Everett McKinley Dirksen was born in Pekin, Illinois, and represented his home state as both a U.S. representative and senator. After studying law in Minnesota, Dirksen enlisted in the U.S. Army and served in World War I. He returned to Pekin in 1919, entered local politics, and won a seat on the city council in 1926. Six years later, he was elected as a Republican to the U.S. House of Representatives, bucking the Democratic landslide of 1932 that was fueled by Franklin Roosevelt's first presidential campaign.

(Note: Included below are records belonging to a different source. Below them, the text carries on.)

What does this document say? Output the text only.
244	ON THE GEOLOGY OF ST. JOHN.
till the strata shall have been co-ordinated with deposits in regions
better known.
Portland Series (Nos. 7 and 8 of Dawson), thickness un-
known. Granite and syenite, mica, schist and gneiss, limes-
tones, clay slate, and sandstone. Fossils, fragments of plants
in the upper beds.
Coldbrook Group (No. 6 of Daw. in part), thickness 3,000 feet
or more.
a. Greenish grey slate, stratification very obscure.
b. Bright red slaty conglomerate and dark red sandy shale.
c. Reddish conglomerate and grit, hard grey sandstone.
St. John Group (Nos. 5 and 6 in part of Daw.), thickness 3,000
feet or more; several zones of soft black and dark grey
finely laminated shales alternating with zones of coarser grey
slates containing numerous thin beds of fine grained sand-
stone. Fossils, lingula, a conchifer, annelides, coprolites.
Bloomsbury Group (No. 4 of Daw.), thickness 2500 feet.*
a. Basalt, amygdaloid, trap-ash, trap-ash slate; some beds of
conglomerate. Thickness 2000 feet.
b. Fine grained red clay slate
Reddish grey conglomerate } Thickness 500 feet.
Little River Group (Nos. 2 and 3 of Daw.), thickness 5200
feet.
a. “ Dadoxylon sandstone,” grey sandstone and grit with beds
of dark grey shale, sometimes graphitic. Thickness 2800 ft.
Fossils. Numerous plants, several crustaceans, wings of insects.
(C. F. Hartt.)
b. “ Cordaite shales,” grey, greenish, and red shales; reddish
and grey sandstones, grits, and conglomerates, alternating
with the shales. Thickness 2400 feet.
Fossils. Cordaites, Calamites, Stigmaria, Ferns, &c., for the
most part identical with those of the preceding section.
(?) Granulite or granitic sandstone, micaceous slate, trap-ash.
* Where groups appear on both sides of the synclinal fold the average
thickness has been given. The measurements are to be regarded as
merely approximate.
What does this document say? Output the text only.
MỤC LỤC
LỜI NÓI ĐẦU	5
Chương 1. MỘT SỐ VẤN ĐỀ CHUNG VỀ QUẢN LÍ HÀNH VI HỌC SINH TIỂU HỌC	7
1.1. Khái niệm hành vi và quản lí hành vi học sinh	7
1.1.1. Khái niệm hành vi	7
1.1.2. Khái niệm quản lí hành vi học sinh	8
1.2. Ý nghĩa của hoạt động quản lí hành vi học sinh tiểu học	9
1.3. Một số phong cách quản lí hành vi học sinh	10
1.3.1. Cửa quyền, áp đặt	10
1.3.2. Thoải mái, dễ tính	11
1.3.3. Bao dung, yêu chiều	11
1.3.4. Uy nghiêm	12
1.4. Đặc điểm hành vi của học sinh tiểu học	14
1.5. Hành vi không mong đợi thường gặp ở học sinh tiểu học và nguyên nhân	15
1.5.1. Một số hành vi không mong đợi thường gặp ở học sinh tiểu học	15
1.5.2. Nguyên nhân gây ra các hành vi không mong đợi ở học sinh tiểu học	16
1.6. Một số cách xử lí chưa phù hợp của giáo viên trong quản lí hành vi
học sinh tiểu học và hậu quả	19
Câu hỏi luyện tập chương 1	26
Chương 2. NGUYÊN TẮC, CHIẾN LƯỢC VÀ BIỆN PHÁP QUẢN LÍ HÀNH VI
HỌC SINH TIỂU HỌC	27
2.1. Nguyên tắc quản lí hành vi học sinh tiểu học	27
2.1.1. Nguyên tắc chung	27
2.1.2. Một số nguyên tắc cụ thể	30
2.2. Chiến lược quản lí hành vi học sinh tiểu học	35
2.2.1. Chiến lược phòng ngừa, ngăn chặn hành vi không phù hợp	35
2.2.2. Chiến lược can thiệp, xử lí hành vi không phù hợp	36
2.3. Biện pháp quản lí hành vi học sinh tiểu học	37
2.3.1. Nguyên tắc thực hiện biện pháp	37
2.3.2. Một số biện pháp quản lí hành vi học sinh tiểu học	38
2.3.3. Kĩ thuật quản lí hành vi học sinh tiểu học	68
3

In Washington, D.C., Dirksen completed law school at night and was admitted to the bar in 1936. He served in the House for 16 years, where he was known for his independence and moderate political views. An eye disease kept him from running for reelection in 1948. Two years later, after recovering from the serious ailment, Dirksen ran for a U.S. Senate seat and defeated Senate Democratic leader Scott Lucas, thereby beginning a second career in politics. In 1959, Dirksen was elected Republican leader of the Senate, and during the ensuing decade he helped shepherd through the Senate such legislation as the Limited Nuclear Test Ban Treaty of 1963 and the 1964 Civil Rights Act.
During the 1960s, Dirksen's strong, effective leadership made him among the most powerful and respected Republicans in Washington. Dirksen was quick-witted and an artful persuader, but his greatest asset as a statesman was his ability to compromise and change his position on an issue while never compromising his convictions. He remained the Senate Republican leader until his death in 1969. Speaking at his memorial service, his son-in-law, Senator Howard Baker, Jr., of Tennessee, compared Dirksen to Abraham Lincoln: "Both men understood with singular clarity that a great and diverse people do not speak with a single voice and that adherence to rigid ideology leaves little room for compromise and response to change."